Interrogés sur place, des déguerpis expliquent la triste journée qu'ils ont vécu. ‘’ C'est vers 10 heures ce matin, que des gendarmes et policiers, accompagnés de loubards, sont venus nous sommer de ramasser nos affaires prétextant que des bulldozers vont incessamment raser le quartier’’, explique-t-il.

‘’Ils se sont concertés un moment avec les chefs de quartiers et autres imams et les minutes qui ont suivi, les machines ont commencé à tout casser sans même nous laisser le temps de prendre toutes nos affaires», raconte, peiné, un jeune homme d'une trentaine d'années.

«Des éléments de la force publique nous avaient prévenu début décembre dernier qu'ils allaient nous déguerpir le 05 de ce même mois. Ils sont revenus quelques jours avant la fin du mois de décembre et nous nous sommes opposés. Ils nous ont gazé ce jour, mais ils n'ont pas pu démolir», relate-t-il .

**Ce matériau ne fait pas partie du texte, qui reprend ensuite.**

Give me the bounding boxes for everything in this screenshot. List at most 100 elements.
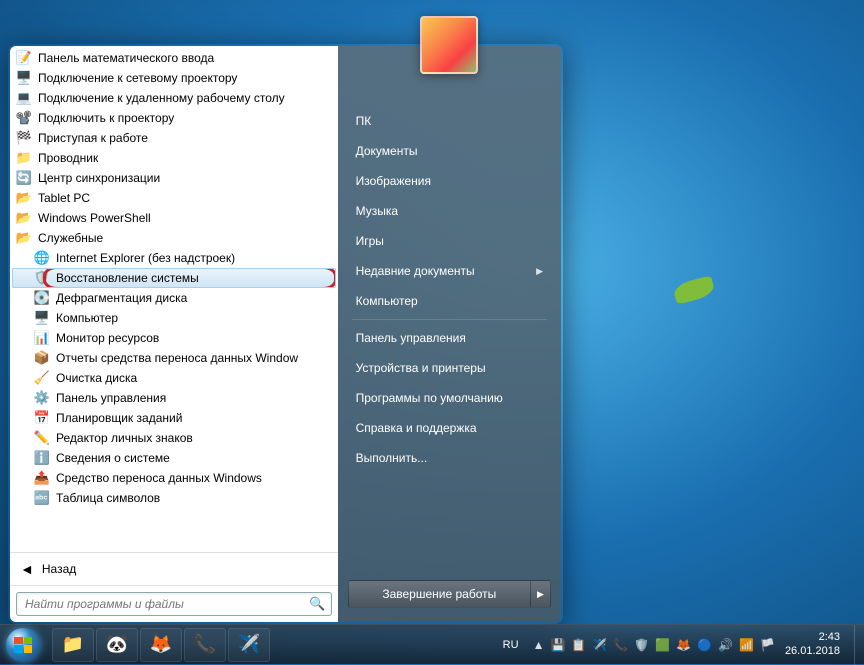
right-menu-item[interactable]: Программы по умолчанию [342,383,557,413]
right-menu-item[interactable]: Устройства и принтеры [342,353,557,383]
right-menu-item[interactable]: Документы [342,136,557,166]
app-icon: 🔤 [34,490,50,506]
program-item[interactable]: 📊Монитор ресурсов [12,328,336,348]
app-icon: 📽️ [16,110,32,126]
program-item[interactable]: 📂 Tablet PC [12,188,336,208]
program-label: Сведения о системе [56,451,170,465]
program-item[interactable]: 🏁Приступая к работе [12,128,336,148]
folder-icon: 📂 [16,210,32,226]
app-icon: 🔄 [16,170,32,186]
app-icon: 📦 [34,350,50,366]
windows-logo-icon [14,637,32,653]
folder-icon: 📂 [16,190,32,206]
wallpaper-leaf [672,275,716,305]
program-item[interactable]: 📅Планировщик заданий [12,408,336,428]
desktop[interactable]: 📝Панель математического ввода🖥️Подключен… [0,0,864,664]
program-item[interactable]: 💻 Подключение к удаленному рабочему столу [12,88,336,108]
tray-icon[interactable]: 🦊 [676,638,691,652]
app-icon: 🖥️ [34,310,50,326]
program-item[interactable]: 🔤Таблица символов [12,488,336,508]
right-menu-item[interactable]: Выполнить... [342,443,557,473]
program-list[interactable]: 📝Панель математического ввода🖥️Подключен… [10,46,338,552]
clock[interactable]: 2:43 26.01.2018 [785,631,840,657]
search-input[interactable] [16,592,332,616]
right-menu-item[interactable]: Справка и поддержка [342,413,557,443]
app-icon: 📊 [34,330,50,346]
shutdown-button[interactable]: Завершение работы ▶ [348,580,551,608]
tray-icon[interactable]: 🏳️ [760,638,775,652]
right-menu-label: Документы [356,144,418,158]
program-item[interactable]: 📤 Средство переноса данных Windows [12,468,336,488]
app-icon: 🌐 [34,250,50,266]
shutdown-row: Завершение работы ▶ [342,574,557,614]
program-item[interactable]: 🌐Internet Explorer (без надстроек) [12,248,336,268]
right-menu-item[interactable]: ПК [342,106,557,136]
app-icon: 💽 [34,290,50,306]
search-row: 🔍 [10,585,338,622]
clock-time: 2:43 [785,631,840,644]
taskbar-app[interactable]: 🐼 [96,628,138,662]
program-item[interactable]: 💽 Дефрагментация диска [12,288,336,308]
program-label: Восстановление системы [56,271,199,285]
right-menu-item[interactable]: Панель управления [342,323,557,353]
tray-icon[interactable]: 🔵 [697,638,712,652]
program-item[interactable]: ⚙️Панель управления [12,388,336,408]
program-label: Windows PowerShell [38,211,151,225]
right-menu-label: Выполнить... [356,451,428,465]
program-label: Дефрагментация диска [56,291,187,305]
program-item[interactable]: 🔄 Центр синхронизации [12,168,336,188]
right-menu-item[interactable]: Музыка [342,196,557,226]
start-button[interactable] [0,625,46,665]
start-menu-left-pane: 📝Панель математического ввода🖥️Подключен… [10,46,338,622]
right-menu-item[interactable]: Игры [342,226,557,256]
taskbar-app[interactable]: 📞 [184,628,226,662]
tray-icon[interactable]: 🛡️ [634,638,649,652]
program-item[interactable]: 🖥️Подключение к сетевому проектору [12,68,336,88]
program-item[interactable]: 📂 Windows PowerShell [12,208,336,228]
program-label: Подключение к удаленному рабочему столу [38,91,285,105]
program-item[interactable]: 📂Служебные [12,228,336,248]
submenu-arrow-icon: ▶ [536,266,543,277]
right-menu-item[interactable]: Компьютер [342,286,557,316]
tray-icon[interactable]: 💾 [550,638,565,652]
tray-icon[interactable]: 🔊 [718,638,733,652]
tray-icon[interactable]: ▲ [533,638,545,652]
program-label: Приступая к работе [38,131,148,145]
program-item[interactable]: 🖥️Компьютер [12,308,336,328]
back-button[interactable]: ◄ Назад [10,552,338,585]
language-indicator[interactable]: RU [499,637,523,653]
program-item[interactable]: 📁Проводник [12,148,336,168]
program-item[interactable]: ✏️Редактор личных знаков [12,428,336,448]
back-arrow-icon: ◄ [20,561,34,577]
app-icon: 💻 [16,90,32,106]
program-item[interactable]: 🧹Очистка диска [12,368,336,388]
program-item-highlighted[interactable]: 🛡️Восстановление системы [12,268,336,288]
program-label: Подключение к сетевому проектору [38,71,237,85]
show-desktop-button[interactable] [854,625,864,665]
app-icon: 📁 [16,150,32,166]
program-label: Редактор личных знаков [56,431,193,445]
tray-icon[interactable]: 📋 [571,638,586,652]
tray-icon[interactable]: 📞 [613,638,628,652]
user-avatar[interactable] [420,16,478,74]
taskbar-app[interactable]: 📁 [52,628,94,662]
app-icon: 📤 [34,470,50,486]
program-label: Центр синхронизации [38,171,160,185]
right-menu-label: ПК [356,114,372,128]
tray-icon[interactable]: 🟩 [655,638,670,652]
right-menu-item[interactable]: Недавние документы▶ [342,256,557,286]
program-item[interactable]: 📦Отчеты средства переноса данных Window [12,348,336,368]
program-label: Tablet PC [38,191,90,205]
program-item[interactable]: 📽️Подключить к проектору [12,108,336,128]
shutdown-options-arrow[interactable]: ▶ [530,581,550,607]
tray-icon[interactable]: 📶 [739,638,754,652]
right-menu-label: Игры [356,234,384,248]
taskbar-app[interactable]: 🦊 [140,628,182,662]
taskbar-app[interactable]: ✈️ [228,628,270,662]
program-item[interactable]: 📝Панель математического ввода [12,48,336,68]
clock-date: 26.01.2018 [785,645,840,658]
right-menu-item[interactable]: Изображения [342,166,557,196]
program-item[interactable]: ℹ️Сведения о системе [12,448,336,468]
program-label: Средство переноса данных Windows [56,471,262,485]
tray-icon[interactable]: ✈️ [592,638,607,652]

Quant au motif du déguerpissement, il a été expliqué aux populations que le sous-quartier aurait été vendu à un opérateur économique franco-libanais par le chef de terre pour une vingtaine de millions de FCFA. « Comment expliquer que dans notre propre pays on nous jette à la rue pour vendre l'espace à un étranger ? », s’offusque-t-il.

Ce n'est évidemment pas comme en France, où l'on menace d'exproprier un quartier entier à Châtenois, annexe Val de Villé, avec des maisons d'habitation et une entreprise de 20 salariés, sans crier gare, après avoir établi une Déclaration d'Utilité Publique (DUP) qu'on ne respecte pas, juste pour faire plaisir à de pseudo-écologistes qui veulent sauver quelques papillons au détriment d'un quartier et de vies humaines sur la RN 59.